E aquele que por desdita cometeu pecados graves, arrependendo-se deles e
apagando-os com uma boa confissão, não tem por que temer o inferno. Para
terminar, ouvi estes exemplos:
6. — Estando Moscou em poder
dos franceses em tempos de Napoleão, havia naquela cidade dois grandes amigos,
o conde Orloff e um general de Napoleão. Incrédulos ambos, uma noite, depois de
cearem, eles troçavam do inferno e dos que acreditavam nele. O conde Orloff não
estava lá muito tranquilo. Disse ele:
— Se acaso existisse isso,
general, seria terrível o fiasco que levaríamos!
Ora — respondeu com indiferença
o general. — O primeiro de nós dois que morrer virá avisá-lo ao outro, —
Palavra! — replicou com muita seriedade o conde.

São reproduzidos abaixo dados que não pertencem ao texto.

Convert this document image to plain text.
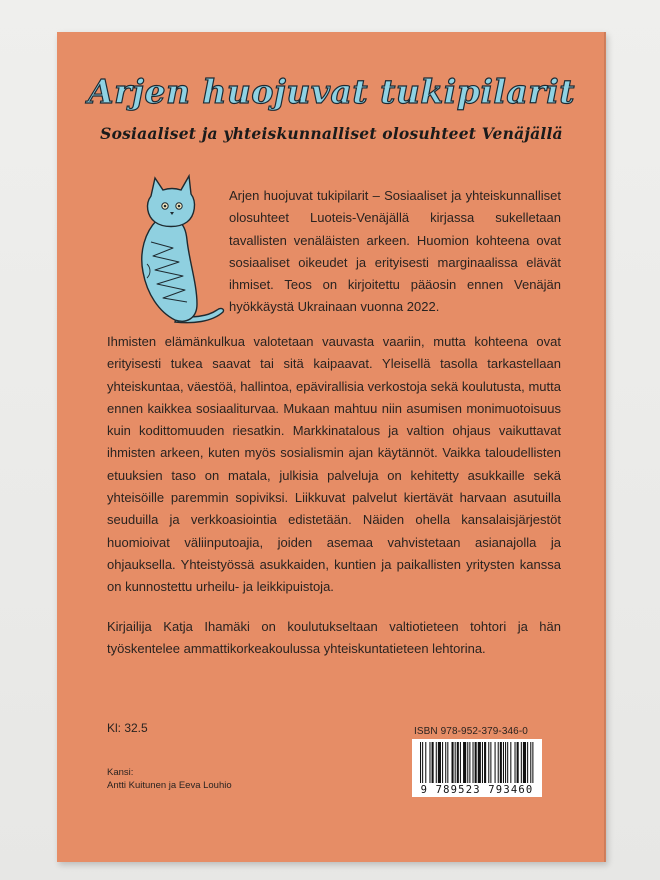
Arjen huojuvat tukipilarit
Sosiaaliset ja yhteiskunnalliset olosuhteet Venäjällä

Arjen huojuvat tukipilarit – Sosiaaliset ja yhteiskunnalliset olosuhteet Luoteis-Venäjällä kirjassa sukelletaan tavallisten venäläisten arkeen. Huomion kohteena ovat sosiaaliset oikeudet ja erityisesti marginaalissa elävät ihmiset. Teos on kirjoitettu pääosin ennen Venäjän hyökkäystä Ukrainaan vuonna 2022.

Ihmisten elämänkulkua valotetaan vauvasta vaariin, mutta kohteena ovat erityisesti tukea saavat tai sitä kaipaavat. Yleisellä tasolla tarkastellaan yhteiskuntaa, väestöä, hallintoa, epävirallisia verkostoja sekä koulutusta, mutta ennen kaikkea sosiaaliturvaa. Mukaan mahtuu niin asumisen monimuotoisuus kuin kodittomuuden riesatkin. Markkinatalous ja valtion ohjaus vaikuttavat ihmisten arkeen, kuten myös sosialismin ajan käytännöt. Vaikka taloudellisten etuuksien taso on matala, julkisia palveluja on kehitetty asukkaille sekä yhteisöille paremmin sopiviksi. Liikkuvat palvelut kiertävät harvaan asutuilla seuduilla ja verkkoasiointia edistetään. Näiden ohella kansalaisjärjestöt huomioivat väliinputoajia, joiden asemaa vahvistetaan asianajolla ja ohjauksella. Yhteistyössä asukkaiden, kuntien ja paikallisten yritysten kanssa on kunnostettu urheilu- ja leikkipuistoja.

Kirjailija Katja Ihamäki on koulutukseltaan valtiotieteen tohtori ja hän työskentelee ammattikorkeakoulussa yhteiskuntatieteen lehtorina.

Kl: 32.5

Kansi:
Antti Kuitunen ja Eeva Louhio

ISBN 978-952-379-346-0

9 789523 793460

— Palavra! — afirmou, muito
sério também, o outro.
Rompeu a guerra com a Rússia. O
general teve de sair de Moscou. Poucos dias depois, o conde Orloff dormia
tranquilamente na sua cama, sem de modo algum pensar no seu amigo general,
quando as cortinas do leito se moveram e, ante os olhos espantados do conde,
apareceu a figura horrenda do general que, com voz cavernosa, com a mão sobre o
peito, disse:
— Há inferno, e eu estou nele!
— e logo desapareceu.
O conde ficou, mais do que
aturdido, horrorizado. Dez ou doze dias depois daquela espantosa aparição, o
conde Orloff recebeu um correio e, por ele, a notícia de que, naquele dia mesmo
em que tivera lugar a estranha visão do general, este, num reconhecimento com a
sua tropa, morrera com o peito varado por uma bala, precisamente à mesma hora
em que havia aparecido ao conde dizendo-lhe:
— Há inferno, e estou nele!
Parecido com esse caso é este
outro: Estava morrendo em Paris um homem que se chamava Carlos. Sua mulher
instava com ele para que se confessasse, mas ele, que não acreditava na outra
vida, dizia-lhe que o deixasse em paz. Com tanta segurança afirmava ele não
haver outra vida, que a mulher começou a vacilar um pouco e lhe disse:
— Se houver inferno, dir-mo-ás
quando morreres.
De acordo — respondeu o
moribundo, e dentro em pouco expirou.
A altas horas da noite, a
mulher, sozinha na sala com o cadáver, perguntou-lhe:
— Carlos, há inferno?
E sucedeu uma coisa espantosa.
O cadáver abriu os olhos, brilharam neles duas intérminas luzes fosforescentes,
e, movendo a cabeça para diante, ele disse, como que afirmando com mais
energia:
— Sim, há, — e quedou de novo
inerte.
São terríveis estes dois
exemplos, meus filhos, porém mais terrível será, para o inditoso que ousa
negar a existência do inferno, o ter de confessar que ele existe quando
sentir crepitarem as suas chamas e se cevarem para sempre nas suas carnes pecadoras.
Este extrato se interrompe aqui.